Saskia takes her gloves and hat off. I pull the collar of my coat down and pull my winter hat off. She looks at me and says, I don’t think I’m ever getting off this bus. Saskia has a dark complexion. Her eyes look very tired, and the circles under them are blue sometimes, in certain light. I used to have trouble sleeping. It wasn’t anything in particular, just a fear that I ought to be doing something, that something needed being done, or that something was wrong. I had bad dreams. The dreams were often about showing up to places unprepared, or being asked to do something that I didn’t know how to do. And other times I just lay there, twisting and rearranging pillows, or got up for a glass of water and then stood by the window for a while. But I sleep now. I’ve never slept like I sleep here. I never believed this kind of sleep was possible. I am forty-one years old. I don’t drink as much as I used to. I hardly drink at all here. I like to be awake in the mornings, and thinking clearly. My alarm goes off at seven and I lie in bed for a while. I feel rested. I feel like I’ve been asleep for ten years. I smoke cigarettes and listen to the street. I read a book. The book I’m reading now is something Saskia gave me, an old book of sights to see in the city, with some historical information. The print is tiny and the translation is bad. It says things like, You are pleasing to see the statue. I’m going to learn the language and buy some novels soon. I want to read very long and old ones. They don’t have to be great. I’m going to buy a chair that’s comfortable, and when it’s cold I’m going to set it by the window, and when it’s warm I’m going to pull the chair onto my balcony, if I have one, and read outside in the sunshine, and listen to birds. I am also going to listen to the radio, and I hope my balcony will look over some trees and a street, one where people honk their horns at each other.

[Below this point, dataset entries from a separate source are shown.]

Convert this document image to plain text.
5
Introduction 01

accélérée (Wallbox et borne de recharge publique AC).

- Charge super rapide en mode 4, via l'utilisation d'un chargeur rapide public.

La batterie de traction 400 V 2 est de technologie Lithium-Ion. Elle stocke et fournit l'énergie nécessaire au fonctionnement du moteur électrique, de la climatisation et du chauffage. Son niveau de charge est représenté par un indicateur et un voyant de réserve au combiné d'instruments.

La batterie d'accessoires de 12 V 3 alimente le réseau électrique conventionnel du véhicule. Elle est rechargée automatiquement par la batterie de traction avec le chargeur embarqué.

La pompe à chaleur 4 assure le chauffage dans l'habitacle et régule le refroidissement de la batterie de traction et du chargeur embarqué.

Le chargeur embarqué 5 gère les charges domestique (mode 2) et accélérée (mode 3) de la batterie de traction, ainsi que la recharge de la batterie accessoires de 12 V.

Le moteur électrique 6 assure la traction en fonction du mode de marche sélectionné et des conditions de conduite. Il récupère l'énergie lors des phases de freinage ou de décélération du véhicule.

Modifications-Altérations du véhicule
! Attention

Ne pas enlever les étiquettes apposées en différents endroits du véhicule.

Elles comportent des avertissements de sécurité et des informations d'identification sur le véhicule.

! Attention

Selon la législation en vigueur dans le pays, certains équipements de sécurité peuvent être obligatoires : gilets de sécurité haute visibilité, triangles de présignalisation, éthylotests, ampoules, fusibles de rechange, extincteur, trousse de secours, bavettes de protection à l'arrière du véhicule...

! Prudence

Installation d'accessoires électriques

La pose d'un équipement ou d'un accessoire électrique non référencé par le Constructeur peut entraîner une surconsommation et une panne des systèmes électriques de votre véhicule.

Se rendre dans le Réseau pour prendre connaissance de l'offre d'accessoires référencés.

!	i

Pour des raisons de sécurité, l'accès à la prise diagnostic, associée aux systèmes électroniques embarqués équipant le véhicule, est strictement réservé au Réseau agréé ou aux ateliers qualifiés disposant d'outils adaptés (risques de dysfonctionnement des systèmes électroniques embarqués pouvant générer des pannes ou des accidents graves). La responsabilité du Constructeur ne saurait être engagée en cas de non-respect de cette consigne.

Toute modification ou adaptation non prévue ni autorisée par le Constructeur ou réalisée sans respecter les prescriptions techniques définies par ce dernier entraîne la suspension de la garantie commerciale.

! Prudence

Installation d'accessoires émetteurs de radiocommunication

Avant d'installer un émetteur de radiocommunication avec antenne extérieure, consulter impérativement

When is the last time you slept? I ask her. She doesn’t know. Weeks, she guesses, maybe never. She pauses. I don’t mean never, she says, just that it feels like never. She yawns. You’re making me tired now, she says. Can I see the newspaper? I ask. She hands it to me. It’s damp. I peruse the ads she has circled. I realize my mistake and hand the paper back to her. Saskia could have telephoned these places from my hotel room, or she could call them now, but she doesn’t. It’s the whole experience she wants. We shall sit in a café and have some coffee or tea and she’ll make calls there, then plan our route. I like that we’re not rushing anything, that everything is pointlessly ritualized. The bus is beginning to fill now. Bodies begin to push backward, and a man with a backpack bumps Saskia on the head. She rolls her eyes. That was nice of him, I say. The man turns around and gives me a dirty look, a look that says, Where am I supposed to go? So I give him a look that says, You could at least remove your backpack. Saskia, realizing I’ve become perturbed, says, to me, You must be used to lots of space. The guy mumbles something. I ignore it. I can’t speak the language. I’d look like a fool if I tried to start an argument, and anyway it might be the wrong argument. The man turns back around and Saskia gets hit by the backpack again, so she quickly and quietly unzips its small back pocket. Revenge, she whispers. The reason the bus is getting crowded on a Saturday morning is that everyone is going into the centre to shop, and to visit Christmas markets and drink and have cakes. The economy is bad, but there is only this weekend and the next before Christmas. The streak I wiped in the glass beside me has fogged up again, so I wipe it again. I realize we are moving fast now – we must be in a bus lane. This is a nice time of year, says Saskia, if you don’t mind crowds. I say, Sometimes I like crowds. Good, she says, because it’s going to be crowded. We cross a large suspension bridge, and the sound of the tyres on the road changes considerably. The change nearly creates the sensation of floating. My ears pop. Saskia leans across me to wipe a larger streak in the glass. A long way below is the river, wide and black. The surface of the river is choppy, and snow is falling everywhere, in many directions.